551792 – app-emulation/lxc-1.1.2 - systemd does not start in container with gentoo.moresecure.conf

Bug 551792 - app-emulation/lxc-1.1.2 - systemd does not start in container with gentoo.moresecure.conf

Summary: app-emulation/lxc-1.1.2 - systemd does not start in container with gentoo.mor...

Status:	RESOLVED UPSTREAM

Alias:	None

Product:	Gentoo Linux
Classification:	Unclassified
Component:	[OLD] Core system (show other bugs)
Hardware:	All Linux

Importance:	Normal normal
Assignee:	Gentoo Linux bug wranglers

URL:	https://github.com/lxc/lxc/pull/564
Whiteboard:
Keywords:

Depends on:
Blocks:

Reported:	2015-06-11 14:30 UTC by Dennis Schridde
Modified:	2015-06-13 11:52 UTC (History)
CC List:	0 users

See Also:
Package list:
Runtime testing required:	---

Attachments
Add an attachment (proposed patch, testcase, etc.)

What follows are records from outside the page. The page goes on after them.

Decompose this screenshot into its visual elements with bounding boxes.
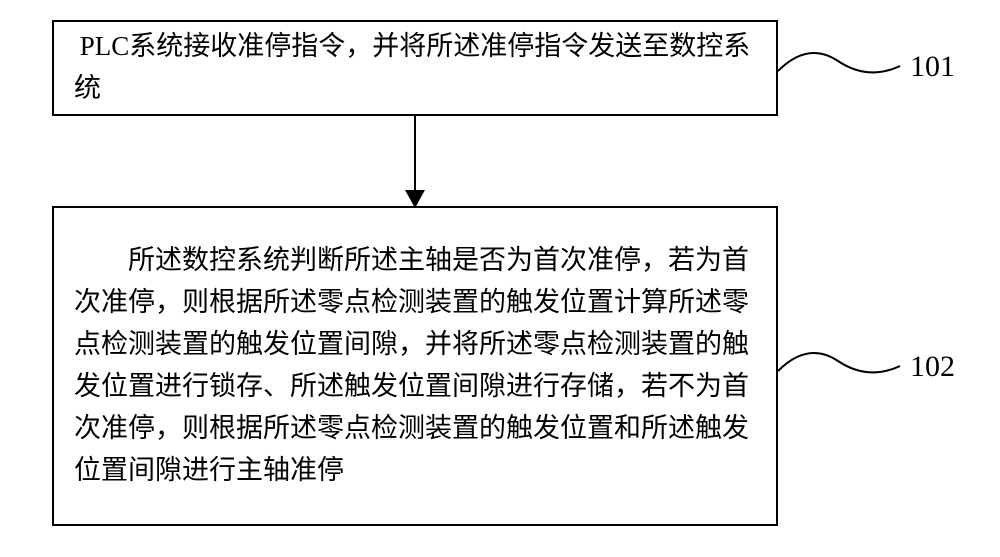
step-1-text: PLC系统接收准停指令，并将所述准停指令发送至数控系统: [74, 26, 756, 110]
arrow-line: [414, 116, 416, 192]
step-label-102: 102: [910, 350, 955, 384]
flowchart-step-2: 所述数控系统判断所述主轴是否为首次准停，若为首次准停，则根据所述零点检测装置的触…: [52, 206, 778, 526]
connector-curve-1: [778, 33, 903, 93]
step-2-text: 所述数控系统判断所述主轴是否为首次准停，若为首次准停，则根据所述零点检测装置的触…: [74, 240, 756, 491]
flowchart-step-1: PLC系统接收准停指令，并将所述准停指令发送至数控系统: [52, 20, 778, 116]
step-label-101: 101: [910, 50, 955, 84]
connector-curve-2: [778, 333, 903, 393]
flowchart-container: PLC系统接收准停指令，并将所述准停指令发送至数控系统 所述数控系统判断所述主轴…: [0, 0, 1000, 557]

Note You need to log in before you can comment on or make changes to this bug.

Description Dennis Schridde 2015-06-11 14:30:53 UTC

When I configure my container with gentoo.moresecure.conf and `lxc.init_cmd = /usr/lib/systemd/systemd`, the latter will not start up properly.

It does not start any processes, including dbus. When trying to execute systemctl, I see the following:
$ systemctl status
Failed to get D-Bus connection: Operation not permitted

When I use gentoo.common.conf instead, the container comes up as expected.

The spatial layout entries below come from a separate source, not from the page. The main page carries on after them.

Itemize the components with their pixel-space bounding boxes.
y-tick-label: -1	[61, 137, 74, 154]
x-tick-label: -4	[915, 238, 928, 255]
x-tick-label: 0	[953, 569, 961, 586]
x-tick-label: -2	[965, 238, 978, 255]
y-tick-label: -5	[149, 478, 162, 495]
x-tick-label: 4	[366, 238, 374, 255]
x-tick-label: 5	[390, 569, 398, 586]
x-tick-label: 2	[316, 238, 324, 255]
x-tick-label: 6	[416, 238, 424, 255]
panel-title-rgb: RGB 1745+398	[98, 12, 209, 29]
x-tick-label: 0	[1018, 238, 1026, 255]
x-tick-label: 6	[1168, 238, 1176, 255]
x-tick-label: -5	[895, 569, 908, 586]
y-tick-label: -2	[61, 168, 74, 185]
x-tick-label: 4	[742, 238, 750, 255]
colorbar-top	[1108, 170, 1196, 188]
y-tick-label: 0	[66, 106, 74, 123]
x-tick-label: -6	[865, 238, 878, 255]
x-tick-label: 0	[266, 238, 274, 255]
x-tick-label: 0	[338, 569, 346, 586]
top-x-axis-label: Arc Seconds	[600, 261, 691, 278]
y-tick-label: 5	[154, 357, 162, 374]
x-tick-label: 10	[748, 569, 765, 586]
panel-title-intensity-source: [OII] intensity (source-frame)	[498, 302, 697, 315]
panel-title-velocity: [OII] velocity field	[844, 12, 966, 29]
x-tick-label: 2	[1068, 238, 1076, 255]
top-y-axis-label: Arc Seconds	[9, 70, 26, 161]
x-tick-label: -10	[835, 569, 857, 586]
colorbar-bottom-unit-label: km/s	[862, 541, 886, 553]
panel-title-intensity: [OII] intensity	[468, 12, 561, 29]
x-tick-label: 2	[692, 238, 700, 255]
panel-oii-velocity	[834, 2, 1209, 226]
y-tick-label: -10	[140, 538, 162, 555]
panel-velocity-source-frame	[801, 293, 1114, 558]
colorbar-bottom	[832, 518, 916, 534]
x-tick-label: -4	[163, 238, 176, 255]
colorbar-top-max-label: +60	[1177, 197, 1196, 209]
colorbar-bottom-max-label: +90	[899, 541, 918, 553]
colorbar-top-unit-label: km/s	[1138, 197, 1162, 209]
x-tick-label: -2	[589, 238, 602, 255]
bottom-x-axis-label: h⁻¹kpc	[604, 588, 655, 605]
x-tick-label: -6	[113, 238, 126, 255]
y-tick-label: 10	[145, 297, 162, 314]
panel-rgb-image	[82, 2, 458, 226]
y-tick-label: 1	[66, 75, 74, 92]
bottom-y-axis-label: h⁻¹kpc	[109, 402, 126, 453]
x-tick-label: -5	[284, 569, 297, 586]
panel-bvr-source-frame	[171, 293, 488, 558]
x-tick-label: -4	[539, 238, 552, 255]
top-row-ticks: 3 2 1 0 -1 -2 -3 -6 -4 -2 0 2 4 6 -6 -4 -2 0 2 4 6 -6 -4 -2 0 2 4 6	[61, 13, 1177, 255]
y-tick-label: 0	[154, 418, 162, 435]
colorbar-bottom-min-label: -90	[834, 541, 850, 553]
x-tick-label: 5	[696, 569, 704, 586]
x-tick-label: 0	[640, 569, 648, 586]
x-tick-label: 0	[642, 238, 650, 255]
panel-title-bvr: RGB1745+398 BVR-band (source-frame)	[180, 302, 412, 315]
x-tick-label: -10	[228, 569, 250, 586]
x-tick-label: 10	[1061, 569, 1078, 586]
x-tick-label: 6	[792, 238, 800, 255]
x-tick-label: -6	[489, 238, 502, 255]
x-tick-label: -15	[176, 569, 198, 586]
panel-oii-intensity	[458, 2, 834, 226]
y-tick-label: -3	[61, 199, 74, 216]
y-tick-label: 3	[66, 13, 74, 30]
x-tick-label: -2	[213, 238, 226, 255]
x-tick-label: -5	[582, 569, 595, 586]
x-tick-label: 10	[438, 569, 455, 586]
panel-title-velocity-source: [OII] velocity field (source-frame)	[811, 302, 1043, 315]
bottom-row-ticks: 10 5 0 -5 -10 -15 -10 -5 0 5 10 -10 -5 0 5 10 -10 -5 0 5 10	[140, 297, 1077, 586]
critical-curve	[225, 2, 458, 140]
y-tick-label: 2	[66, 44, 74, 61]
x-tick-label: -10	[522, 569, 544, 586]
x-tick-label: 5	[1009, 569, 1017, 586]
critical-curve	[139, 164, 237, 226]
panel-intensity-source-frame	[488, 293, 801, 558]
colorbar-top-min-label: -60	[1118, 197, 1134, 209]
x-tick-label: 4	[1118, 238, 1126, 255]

More details about the setup can be found in bug #551096.

Comment 1 Dennis Schridde 2015-06-11 14:47:31 UTC

When I disable the `lxc.cap.drop` line in gentoo.moresecure.conf, the container also starts up. Apparently systemd needs one ore more of these capabilities for proper operation, and is unable to fallback if it is missing. I'd be glad for any hints about which ones it needs.

Comment 2 Dennis Schridde 2015-06-11 17:40:13 UTC

Common (included by both CentOS and Gentoo) contains:
lxc.cap.drop = mac_admin mac_override sys_time sys_module

Adding the CentOS line lets systemd start, too:
lxc.cap.drop = setfcap setpcap sys_nice sys_pacct sys_rawio

Gentoo moresecure tries to drop these, which makes systemd fail:
lxc.cap.drop = audit_control audit_write dac_read_search fsetid ipc_owner linux_immutable mknod setfcap sys_admin sys_boot sys_pacct sys_ptrace sys_rawio sys_resource sys_tty_config syslog

The intention seems to be, that the different capabilities droped by these lines are added up, even though the manpage [1] suggests the opposite.

Anyway, the difference between the Gentoo (+) and CentOS (-) config is:
+audit_control +audit_write +dac_read_search +fsetid +ipc_owner +linux_immutable +mknod -setpcap +sys_admin +sys_boot -sys_nice +sys_ptrace +sys_resources +sys_tty_config +syslog

So to get the bare minimum of systemd to run, one needs the sys_admin and sys_resources caps.

The next issue is that journald shows nothing, which appears to be caused by the missing setpcap capability.

So this line seems to be the maximum possible (incl. +setpcap and +sys_nice from CentOS and -setpcap):
lxc.cap.drop = audit_control audit_write dac_read_search fsetid ipc_owner linux_immutable mknod setfcap sys_boot sys_nice sys_pacct sys_ptrace sys_rawio sys_tty_config syslog

[1]: http://man7.org/linux/man-pages/man5/lxc.container.conf.5.html

Comment 3 Dennis Schridde 2015-06-11 17:48:41 UTC

(In reply to Dennis Schridde from comment #2)
> So this line seems to be the maximum possible (incl. +setpcap and +sys_nice
> from CentOS and -setpcap):
Oops, obviously not with +setpcap, as that is necessary for journald, as we just figured out…

Comment 4 Dennis Schridde 2015-06-11 17:54:16 UTC

Submitted upstream as pull request: https://github.com/lxc/lxc/pull/564

Comment 5 Markos Chandras (RETIRED) gentoo-dev

2015-06-13 11:52:38 UTC

Well the templates are based on openrc (as discussed in the pull request). So I am closing this as upstream as I see no urgent reason to patch the downstream templates to add systemd support at the moment. As suggested, I believe it's best to document systemd needs in the Gentoo LXC wiki.